Door veel instellingen wordt personeel ingeleend van een andere instelling of wordt personeel ter beschikking gesteld aan een andere instelling. Dit kan diverse aansprakelijkheidsrisico's met zich mee brengen. De regelingen rondom de keten- en inlenersaansprakelijkheid zijn complex en worden met ingang van 1 juli 2014 tevens aangepast. Daarnaast gelden er ook verplichtingen op grond van de Wet allocatie arbeidskrachten door intermediairs (WAADI). In deze publicatie worden de verschillende regelingen en wijzigingen kort toegelicht.

Zie voor een uitgebreide omschrijving over de ketenaansprakelijkheid het thema over dit onderwerp.

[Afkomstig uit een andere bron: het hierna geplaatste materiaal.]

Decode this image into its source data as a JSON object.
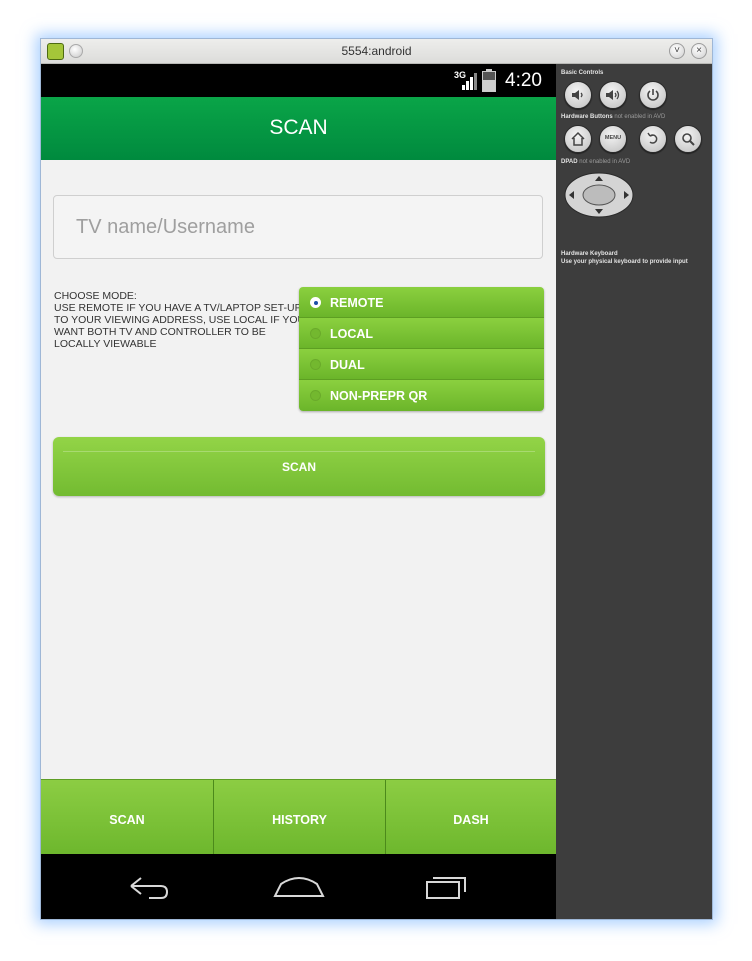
{
  "window": {
    "title": "5554:android"
  },
  "status_bar": {
    "network": "3G",
    "time": "4:20"
  },
  "action_bar": {
    "title": "SCAN"
  },
  "form": {
    "name_placeholder": "TV name/Username",
    "name_value": "",
    "mode_description": [
      "CHOOSE MODE:",
      "USE REMOTE IF YOU HAVE A TV/LAPTOP SET-UP",
      "TO YOUR VIEWING ADDRESS, USE LOCAL IF YOU",
      "WANT BOTH TV AND CONTROLLER TO BE",
      "LOCALLY VIEWABLE"
    ],
    "modes": [
      {
        "label": "REMOTE",
        "selected": true
      },
      {
        "label": "LOCAL",
        "selected": false
      },
      {
        "label": "DUAL",
        "selected": false
      },
      {
        "label": "NON-PREPR QR",
        "selected": false
      }
    ],
    "scan_button": "SCAN"
  },
  "bottom_tabs": [
    "SCAN",
    "HISTORY",
    "DASH"
  ],
  "side_panel": {
    "basic_controls": "Basic Controls",
    "hardware_buttons": "Hardware Buttons",
    "hardware_buttons_note": "not enabled in AVD",
    "menu_label": "MENU",
    "dpad": "DPAD",
    "dpad_note": "not enabled in AVD",
    "keyboard": "Hardware Keyboard",
    "keyboard_note": "Use your physical keyboard to provide input"
  },
  "colors": {
    "action_bar": "#0aa548",
    "accent_green": "#7cc236",
    "radio_selected": "#1c4fa8",
    "panel_bg": "#3d3d3d"
  }
}
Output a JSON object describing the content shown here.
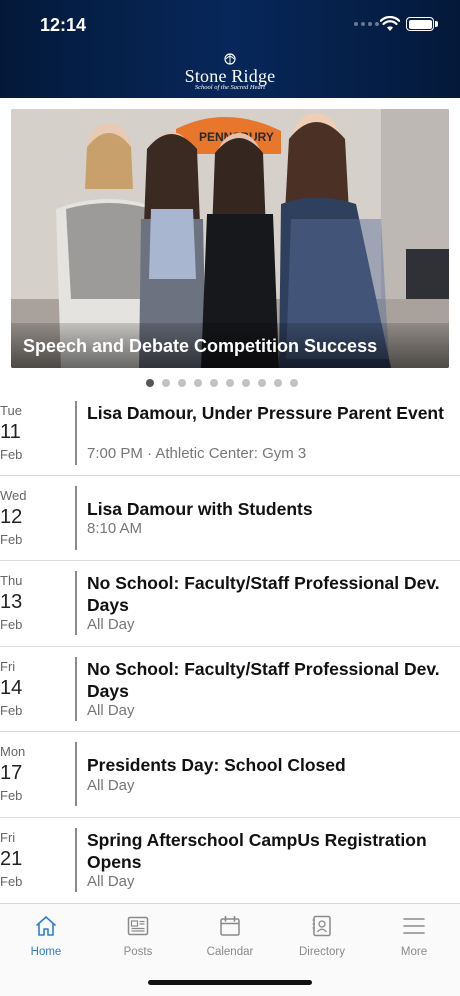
{
  "status": {
    "time": "12:14"
  },
  "brand": {
    "name": "Stone Ridge",
    "subtitle": "School of the Sacred Heart"
  },
  "hero": {
    "caption": "Speech and Debate Competition Success",
    "banner_text": "PENNSBURY",
    "slide_count": 10,
    "active_slide": 1
  },
  "events": [
    {
      "dow": "Tue",
      "day": "11",
      "month": "Feb",
      "title": "Lisa Damour, Under Pressure Parent Event",
      "subtitle": "7:00 PM · Athletic Center: Gym 3"
    },
    {
      "dow": "Wed",
      "day": "12",
      "month": "Feb",
      "title": "Lisa Damour with Students",
      "subtitle": "8:10 AM"
    },
    {
      "dow": "Thu",
      "day": "13",
      "month": "Feb",
      "title": "No School: Faculty/Staff Professional Dev. Days",
      "subtitle": "All Day"
    },
    {
      "dow": "Fri",
      "day": "14",
      "month": "Feb",
      "title": "No School: Faculty/Staff Professional Dev. Days",
      "subtitle": "All Day"
    },
    {
      "dow": "Mon",
      "day": "17",
      "month": "Feb",
      "title": "Presidents Day: School Closed",
      "subtitle": "All Day"
    },
    {
      "dow": "Fri",
      "day": "21",
      "month": "Feb",
      "title": "Spring Afterschool CampUs Registration Opens",
      "subtitle": "All Day"
    }
  ],
  "tabs": [
    {
      "label": "Home",
      "icon": "home-icon",
      "active": true
    },
    {
      "label": "Posts",
      "icon": "posts-icon",
      "active": false
    },
    {
      "label": "Calendar",
      "icon": "calendar-icon",
      "active": false
    },
    {
      "label": "Directory",
      "icon": "directory-icon",
      "active": false
    },
    {
      "label": "More",
      "icon": "menu-icon",
      "active": false
    }
  ],
  "colors": {
    "header": "#07275a",
    "accent": "#2d7dd2",
    "tab_inactive": "#8a8a8a"
  }
}
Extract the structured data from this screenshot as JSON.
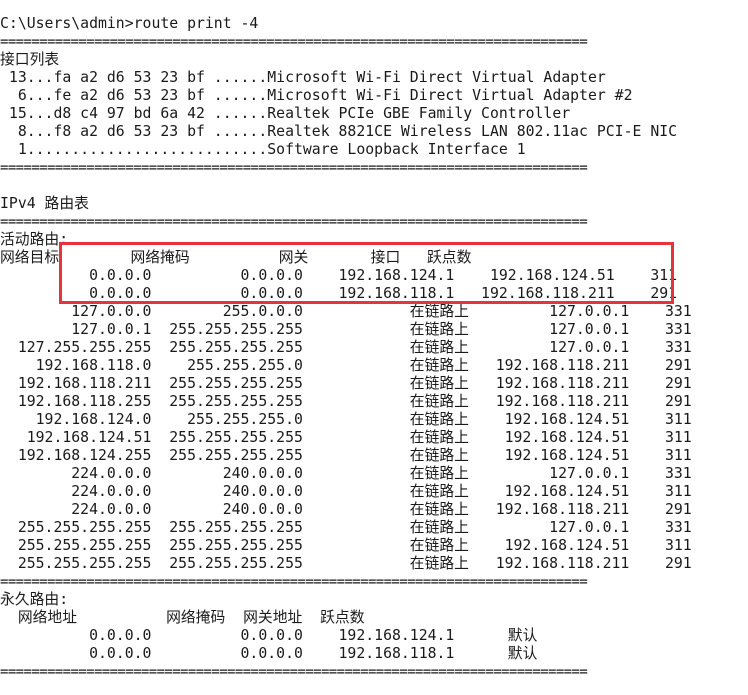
{
  "console": {
    "prompt_line": "C:\\Users\\admin>route print -4",
    "separator": "===========================================================================",
    "interface_list": {
      "title": "接口列表",
      "rows": [
        " 13...fa a2 d6 53 23 bf ......Microsoft Wi-Fi Direct Virtual Adapter",
        "  6...fe a2 d6 53 23 bf ......Microsoft Wi-Fi Direct Virtual Adapter #2",
        " 15...d8 c4 97 bd 6a 42 ......Realtek PCIe GBE Family Controller",
        "  8...f8 a2 d6 53 23 bf ......Realtek 8821CE Wireless LAN 802.11ac PCI-E NIC",
        "  1...........................Software Loopback Interface 1"
      ]
    },
    "ipv4_table": {
      "title": "IPv4 路由表",
      "active_title": "活动路由:",
      "header": "网络目标        网络掩码          网关       接口   跃点数",
      "rows": [
        "          0.0.0.0          0.0.0.0    192.168.124.1    192.168.124.51    311",
        "          0.0.0.0          0.0.0.0    192.168.118.1   192.168.118.211    291",
        "        127.0.0.0        255.0.0.0            在链路上         127.0.0.1    331",
        "        127.0.0.1  255.255.255.255            在链路上         127.0.0.1    331",
        "  127.255.255.255  255.255.255.255            在链路上         127.0.0.1    331",
        "    192.168.118.0    255.255.255.0            在链路上   192.168.118.211    291",
        "  192.168.118.211  255.255.255.255            在链路上   192.168.118.211    291",
        "  192.168.118.255  255.255.255.255            在链路上   192.168.118.211    291",
        "    192.168.124.0    255.255.255.0            在链路上    192.168.124.51    311",
        "   192.168.124.51  255.255.255.255            在链路上    192.168.124.51    311",
        "  192.168.124.255  255.255.255.255            在链路上    192.168.124.51    311",
        "        224.0.0.0        240.0.0.0            在链路上         127.0.0.1    331",
        "        224.0.0.0        240.0.0.0            在链路上    192.168.124.51    311",
        "        224.0.0.0        240.0.0.0            在链路上   192.168.118.211    291",
        "  255.255.255.255  255.255.255.255            在链路上         127.0.0.1    331",
        "  255.255.255.255  255.255.255.255            在链路上    192.168.124.51    311",
        "  255.255.255.255  255.255.255.255            在链路上   192.168.118.211    291"
      ]
    },
    "persistent_routes": {
      "title": "永久路由:",
      "header": "  网络地址          网络掩码  网关地址  跃点数",
      "rows": [
        "          0.0.0.0          0.0.0.0    192.168.124.1      默认",
        "          0.0.0.0          0.0.0.0    192.168.118.1      默认"
      ]
    }
  },
  "colors": {
    "background": "#ffffff",
    "text": "#1a1a1a",
    "highlight_border": "#e8323c"
  }
}
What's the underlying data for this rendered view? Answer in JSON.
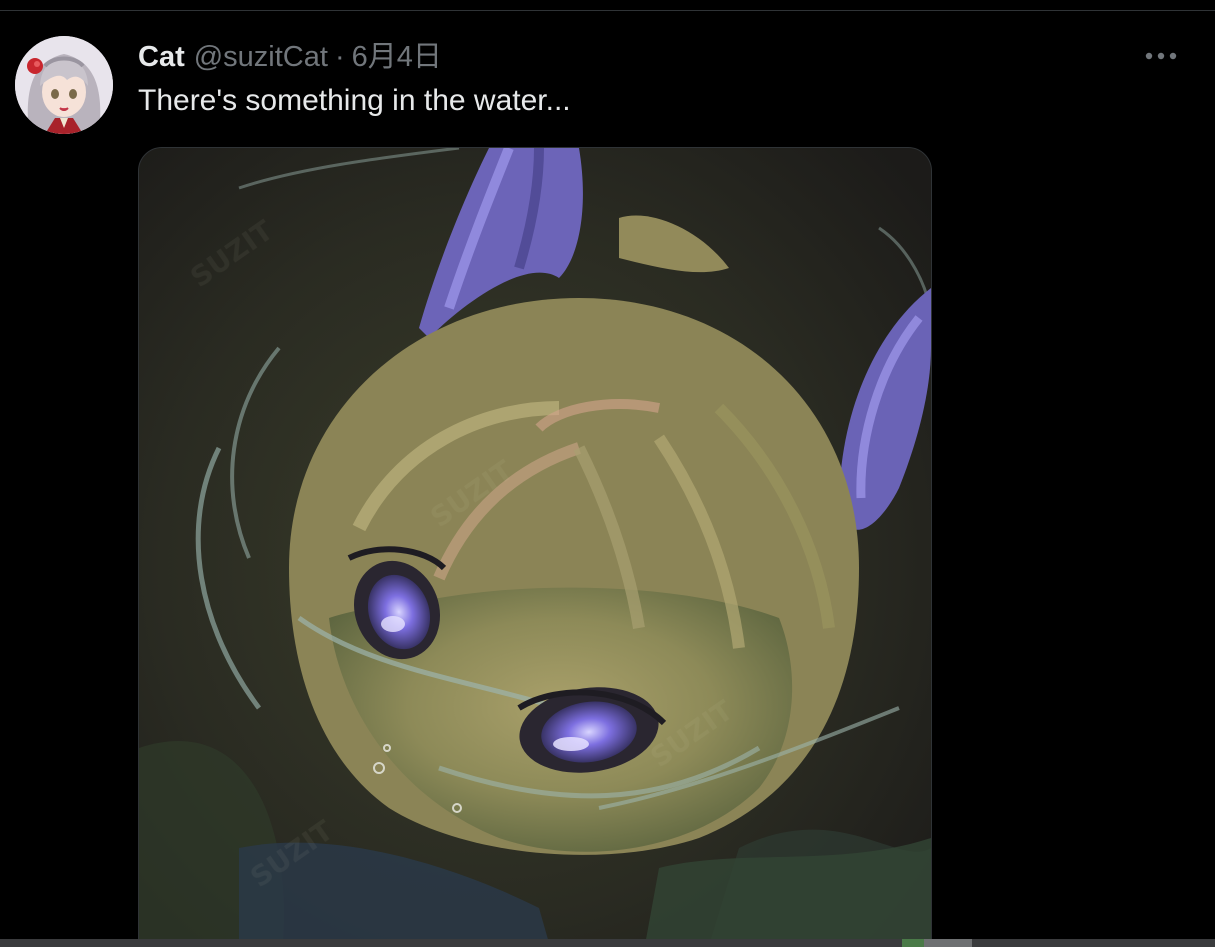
{
  "tweet": {
    "author": {
      "display_name": "Cat",
      "handle": "@suzitCat",
      "avatar_icon": "avatar-illustration"
    },
    "separator": "·",
    "date": "6月4日",
    "text": "There's something in the water...",
    "more_icon": "more-horizontal-icon",
    "media": {
      "icon": "illustration-image",
      "watermark": "SUZIT"
    }
  },
  "colors": {
    "background": "#000000",
    "primary_text": "#e7e9ea",
    "secondary_text": "#71767b",
    "divider": "#2f3336"
  }
}
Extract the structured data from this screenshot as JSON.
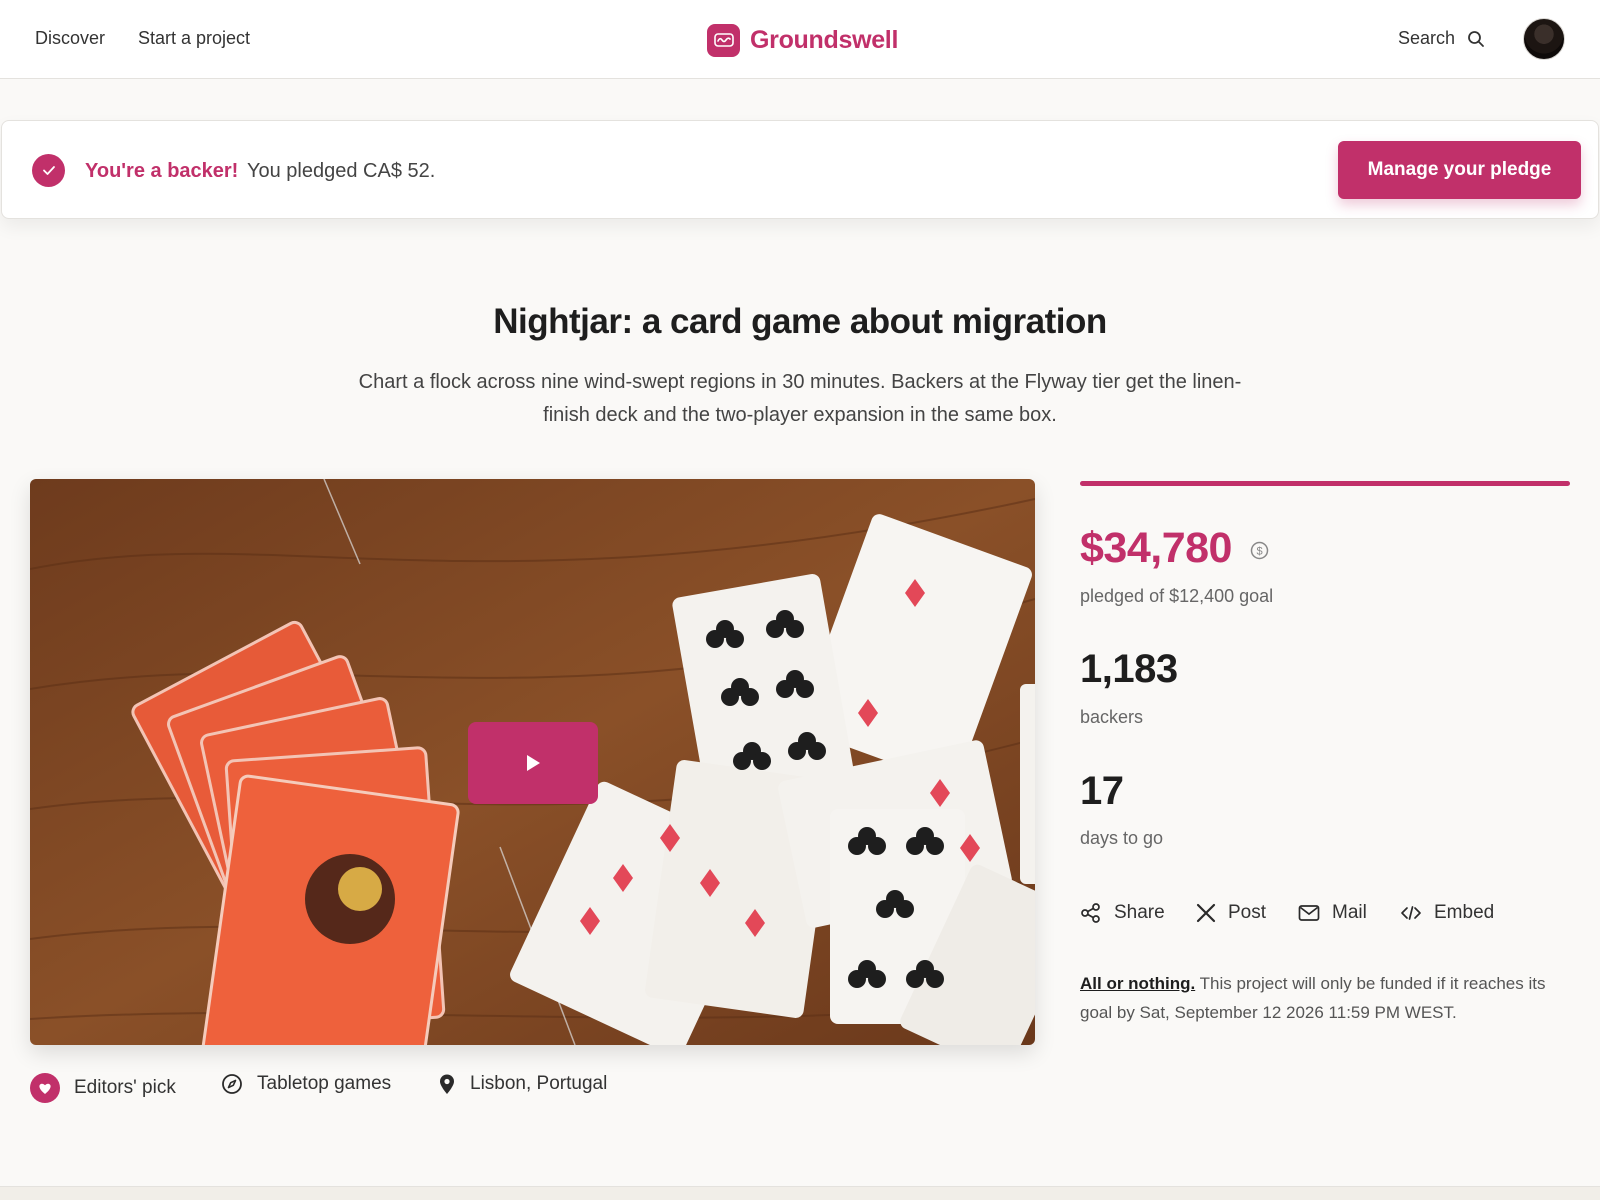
{
  "header": {
    "nav": [
      "Discover",
      "Start a project"
    ],
    "brand": "Groundswell",
    "search_label": "Search"
  },
  "banner": {
    "strong": "You're a backer!",
    "text": "You pledged CA$ 52.",
    "button": "Manage your pledge"
  },
  "project": {
    "title": "Nightjar: a card game about migration",
    "subtitle": "Chart a flock across nine wind-swept regions in 30 minutes. Backers at the Flyway tier get the linen-finish deck and the two-player expansion in the same box."
  },
  "tags": [
    {
      "label": "Editors' pick",
      "icon": "heart-badge-icon"
    },
    {
      "label": "Tabletop games",
      "icon": "compass-icon"
    },
    {
      "label": "Lisbon, Portugal",
      "icon": "location-pin-icon"
    }
  ],
  "stats": {
    "progress_fraction": 1.0,
    "pledged": "$34,780",
    "pledged_label": "pledged of $12,400 goal",
    "backers": "1,183",
    "backers_label": "backers",
    "days": "17",
    "days_label": "days to go"
  },
  "share": [
    {
      "label": "Share",
      "icon": "share-icon"
    },
    {
      "label": "Post",
      "icon": "x-logo-icon"
    },
    {
      "label": "Mail",
      "icon": "mail-icon"
    },
    {
      "label": "Embed",
      "icon": "embed-code-icon"
    }
  ],
  "funding_note": {
    "link": "All or nothing.",
    "text": "This project will only be funded if it reaches its goal by Sat, September 12 2026 11:59 PM WEST."
  },
  "colors": {
    "accent": "#c1306a",
    "background": "#faf9f7",
    "wood": "#7a4523"
  }
}
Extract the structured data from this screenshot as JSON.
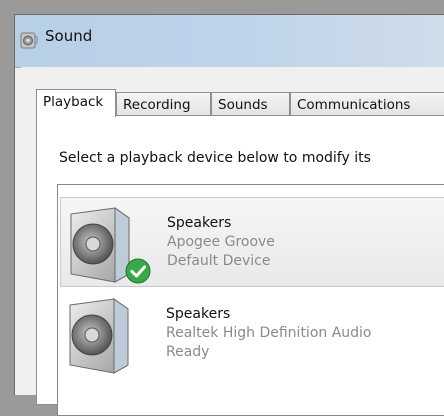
{
  "window": {
    "title": "Sound"
  },
  "tabs": [
    {
      "label": "Playback",
      "active": true
    },
    {
      "label": "Recording",
      "active": false
    },
    {
      "label": "Sounds",
      "active": false
    },
    {
      "label": "Communications",
      "active": false
    }
  ],
  "instruction": "Select a playback device below to modify its",
  "devices": [
    {
      "name": "Speakers",
      "description": "Apogee Groove",
      "status": "Default Device",
      "icon": "speaker-icon",
      "badge": "default-check-icon",
      "selected": true
    },
    {
      "name": "Speakers",
      "description": "Realtek High Definition Audio",
      "status": "Ready",
      "icon": "speaker-icon",
      "selected": false
    }
  ],
  "colors": {
    "check_badge": "#3aa84a",
    "title_bar": "#bcd3ea",
    "secondary_text": "#8a8a8a"
  }
}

Omzetting g-rekening in depotstelsel

Vanaf 1 juli 2014 wordt het huidige g-rekeningensysteem vervangen door een depotstelsel. De omzetting wordt door de Belastingdienst gefaseerd uitgevoerd van 1 juli 2014 tot 1 juli 2015. In de nieuwe situatie kunnen aannemers en inleners een deel van de factuur via de vrijwaringsrekening van de Belastingdienst op een individueel depot van de onderaannemer of uitlener storten.

Depot aanvragen om aansprakelijkheidsstelling te voorkomen

Door de gefaseerde omzetting zullen de g-rekeningen en het depotstelsel één jaar naast elkaar bestaan. Per 1 juli 2015 zullen alle g-rekeningen definitief zijn vervallen. Onderaannemers of uitleners die nog niet beschikken over een g-rekening en vrijwarend willen laten storten, kunnen vanaf 1 juli 2014 een depot aanvragen bij de Belastingdienst. Het aanvragen van een depot kan via een aanvraagformulier in het ‘persoonlijk domein ondernemen' op het beveiligde gedeelte van de website van de Belastingdienst. Door storting op een g-rekening/depot kan de inlener of hoofdaannemer aansprakelijkheidsstelling op grond van inleners- of ketenaansprakelijkheid beperken of in aantal gevallen zelfs voorkomen.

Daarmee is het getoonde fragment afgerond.